To fix this, turn coordinates() into sf_coordinates(). But, @data, in the last line of the piping operation also will not work on sf objects. You will have to use st_drop_geometry() - assuming you do not want to keep the geometry columns. Hence, the code becomes:

osm1_coords_df <- osm1_df %>% 
    st_coordinates() %>% 
    as.data.frame() %>%
    dplyr::rename(longitude = 1,
                  latitude = 2) %>%
    bind_cols(st_drop_geometry(osm1_df))

You will have to change similar code throughout the function. However, this code seems to use other sp functions later on as well, in coordinates(osm_df) <- and crs(osm_df) <- CRS("+init=epsg:4326") to name two locations. You will run into many more errors.
Assuming this is "inherited" code, I very strongly suggest to spend some time making sure it only uses sf and no sp anywhere. An advantage is that you will probably be able to streamline a lot of the code, since sf and tidyverse play nice(r) with each other.

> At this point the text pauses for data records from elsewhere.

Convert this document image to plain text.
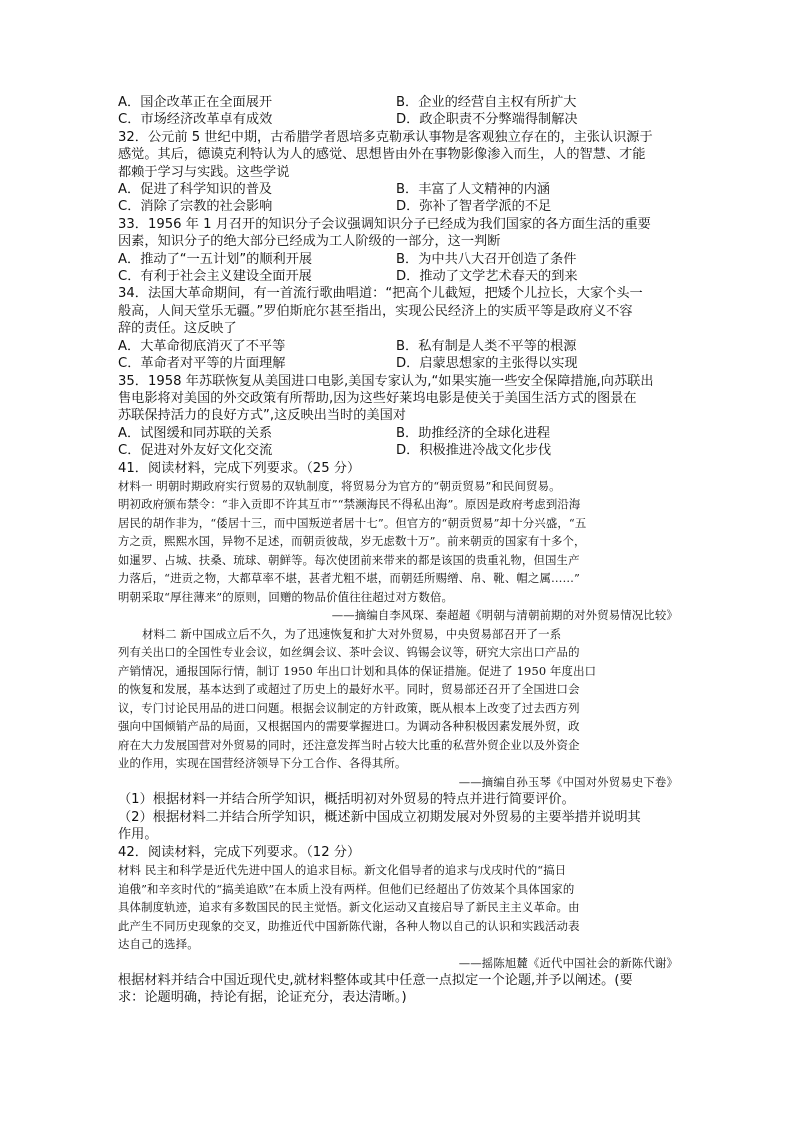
A．国企改革正在全面展开	B．企业的经营自主权有所扩大
C．市场经济改革卓有成效	D．政企职责不分弊端得制解决
32．公元前 5 世纪中期，古希腊学者恩培多克勒承认事物是客观独立存在的，主张认识源于
感觉。其后，德谟克利特认为人的感觉、思想皆由外在事物影像渗入而生，人的智慧、才能
都赖于学习与实践。这些学说
A．促进了科学知识的普及	B．丰富了人文精神的内涵
C．消除了宗教的社会影响	D．弥补了智者学派的不足
33．1956 年 1 月召开的知识分子会议强调知识分子已经成为我们国家的各方面生活的重要
因素，知识分子的绝大部分已经成为工人阶级的一部分，这一判断
A．推动了“一五计划”的顺利开展	B．为中共八大召开创造了条件
C．有利于社会主义建设全面开展	D．推动了文学艺术春天的到来
34．法国大革命期间，有一首流行歌曲唱道：“把高个儿截短，把矮个儿拉长，大家个头一
般高，人间天堂乐无疆。”罗伯斯庇尔甚至指出，实现公民经济上的实质平等是政府义不容
辞的责任。这反映了
A．大革命彻底消灭了不平等	B．私有制是人类不平等的根源
C．革命者对平等的片面理解	D．启蒙思想家的主张得以实现
35．1958 年苏联恢复从美国进口电影,美国专家认为,“如果实施一些安全保障措施,向苏联出
售电影将对美国的外交政策有所帮助,因为这些好莱坞电影是使关于美国生活方式的图景在
苏联保持活力的良好方式”,这反映出当时的美国对
A．试图缓和同苏联的关系	B．助推经济的全球化进程
C．促进对外友好文化交流	D．积极推进冷战文化步伐
41．阅读材料，完成下列要求。（25 分）
材料一 明朝时期政府实行贸易的双轨制度，将贸易分为官方的“朝贡贸易”和民间贸易。
明初政府颁布禁令：“非入贡即不许其互市”“禁濒海民不得私出海”。原因是政府考虑到沿海
居民的胡作非为，“倭居十三，而中国叛逆者居十七”。但官方的“朝贡贸易”却十分兴盛，“五
方之贡，熙熙水国，异物不足述，而朝贡彼哉，岁无虑数十万”。前来朝贡的国家有十多个，
如暹罗、占城、扶桑、琉球、朝鲜等。每次使团前来带来的都是该国的贵重礼物，但国生产
力落后，“进贡之物，大都草率不堪，甚者尤粗不堪，而朝廷所赐缯、帛、靴、帽之属……”
明朝采取“厚往薄来”的原则，回赠的物品价值往往超过对方数倍。
——摘编自李风琛、秦超超《明朝与清朝前期的对外贸易情况比较》
材料二 新中国成立后不久，为了迅速恢复和扩大对外贸易，中央贸易部召开了一系
列有关出口的全国性专业会议，如丝绸会议、茶叶会议、钨锡会议等，研究大宗出口产品的
产销情况，通报国际行情，制订 1950 年出口计划和具体的保证措施。促进了 1950 年度出口
的恢复和发展，基本达到了或超过了历史上的最好水平。同时，贸易部还召开了全国进口会
议，专门讨论民用品的进口问题。根据会议制定的方针政策，既从根本上改变了过去西方列
强向中国倾销产品的局面，又根据国内的需要掌握进口。为调动各种积极因素发展外贸，政
府在大力发展国营对外贸易的同时，还注意发挥当时占较大比重的私营外贸企业以及外资企
业的作用，实现在国营经济领导下分工合作、各得其所。
——摘编自孙玉琴《中国对外贸易史下卷》
（1）根据材料一并结合所学知识，概括明初对外贸易的特点并进行简要评价。
（2）根据材料二并结合所学知识，概述新中国成立初期发展对外贸易的主要举措并说明其
作用。
42．阅读材料，完成下列要求。（12 分）
材料 民主和科学是近代先进中国人的追求目标。新文化倡导者的追求与戊戌时代的“搞日
追俄”和辛亥时代的“搞美追欧”在本质上没有两样。但他们已经超出了仿效某个具体国家的
具体制度轨迹，追求有多数国民的民主觉悟。新文化运动又直接启导了新民主主义革命。由
此产生不同历史现象的交叉，助推近代中国新陈代谢，各种人物以自己的认识和实践活动表
达自己的选择。
——摇陈旭麓《近代中国社会的新陈代谢》
根据材料并结合中国近现代史,就材料整体或其中任意一点拟定一个论题,并予以阐述。(要
求：论题明确，持论有据，论证充分，表达清晰。)
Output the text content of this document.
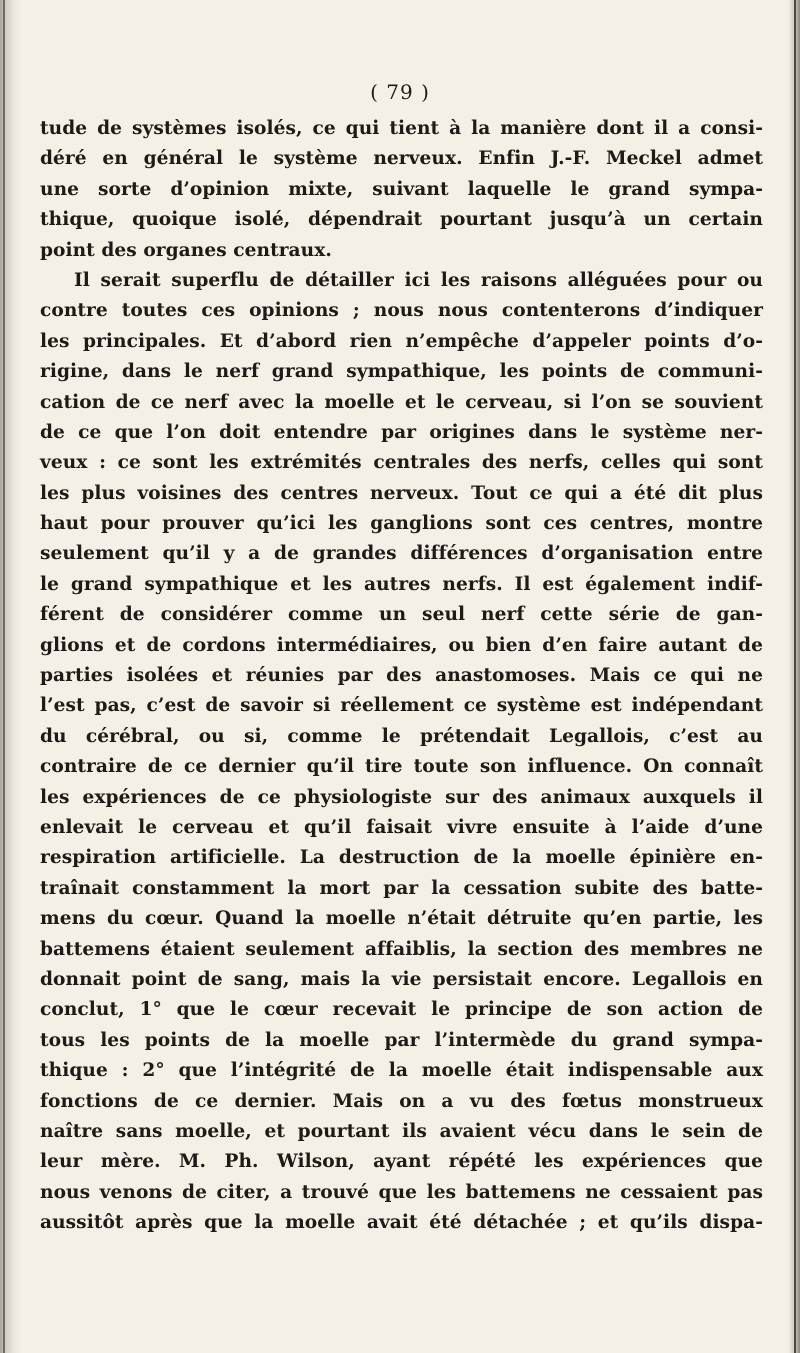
( 79 )
tude de systèmes isolés, ce qui tient à la manière dont il a consi-
déré en général le système nerveux. Enfin J.-F. Meckel admet
une sorte d’opinion mixte, suivant laquelle le grand sympa-
thique, quoique isolé, dépendrait pourtant jusqu’à un certain
point des organes centraux.
Il serait superflu de détailler ici les raisons alléguées pour ou
contre toutes ces opinions ; nous nous contenterons d’indiquer
les principales. Et d’abord rien n’empêche d’appeler points d’o-
rigine, dans le nerf grand sympathique, les points de communi-
cation de ce nerf avec la moelle et le cerveau, si l’on se souvient
de ce que l’on doit entendre par origines dans le système ner-
veux : ce sont les extrémités centrales des nerfs, celles qui sont
les plus voisines des centres nerveux. Tout ce qui a été dit plus
haut pour prouver qu’ici les ganglions sont ces centres, montre
seulement qu’il y a de grandes différences d’organisation entre
le grand sympathique et les autres nerfs. Il est également indif-
férent de considérer comme un seul nerf cette série de gan-
glions et de cordons intermédiaires, ou bien d’en faire autant de
parties isolées et réunies par des anastomoses. Mais ce qui ne
l’est pas, c’est de savoir si réellement ce système est indépendant
du cérébral, ou si, comme le prétendait Legallois, c’est au
contraire de ce dernier qu’il tire toute son influence. On connaît
les expériences de ce physiologiste sur des animaux auxquels il
enlevait le cerveau et qu’il faisait vivre ensuite à l’aide d’une
respiration artificielle. La destruction de la moelle épinière en-
traînait constamment la mort par la cessation subite des batte-
mens du cœur. Quand la moelle n’était détruite qu’en partie, les
battemens étaient seulement affaiblis, la section des membres ne
donnait point de sang, mais la vie persistait encore. Legallois en
conclut, 1° que le cœur recevait le principe de son action de
tous les points de la moelle par l’intermède du grand sympa-
thique : 2° que l’intégrité de la moelle était indispensable aux
fonctions de ce dernier. Mais on a vu des fœtus monstrueux
naître sans moelle, et pourtant ils avaient vécu dans le sein de
leur mère. M. Ph. Wilson, ayant répété les expériences que
nous venons de citer, a trouvé que les battemens ne cessaient pas
aussitôt après que la moelle avait été détachée ; et qu’ils dispa-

Also see the github repo for sp (GitHub - edzer/sp: Classes and methods for spatial data), very first line of the readme: "R Classes and Methods for Spatial Data. Note that this is package will (slowly) be deprecated, in favor of package sf . It is in maintenance mode, and currently requires sf for coordinate reference system validation and coordinate transformation, conversion and (re)projection."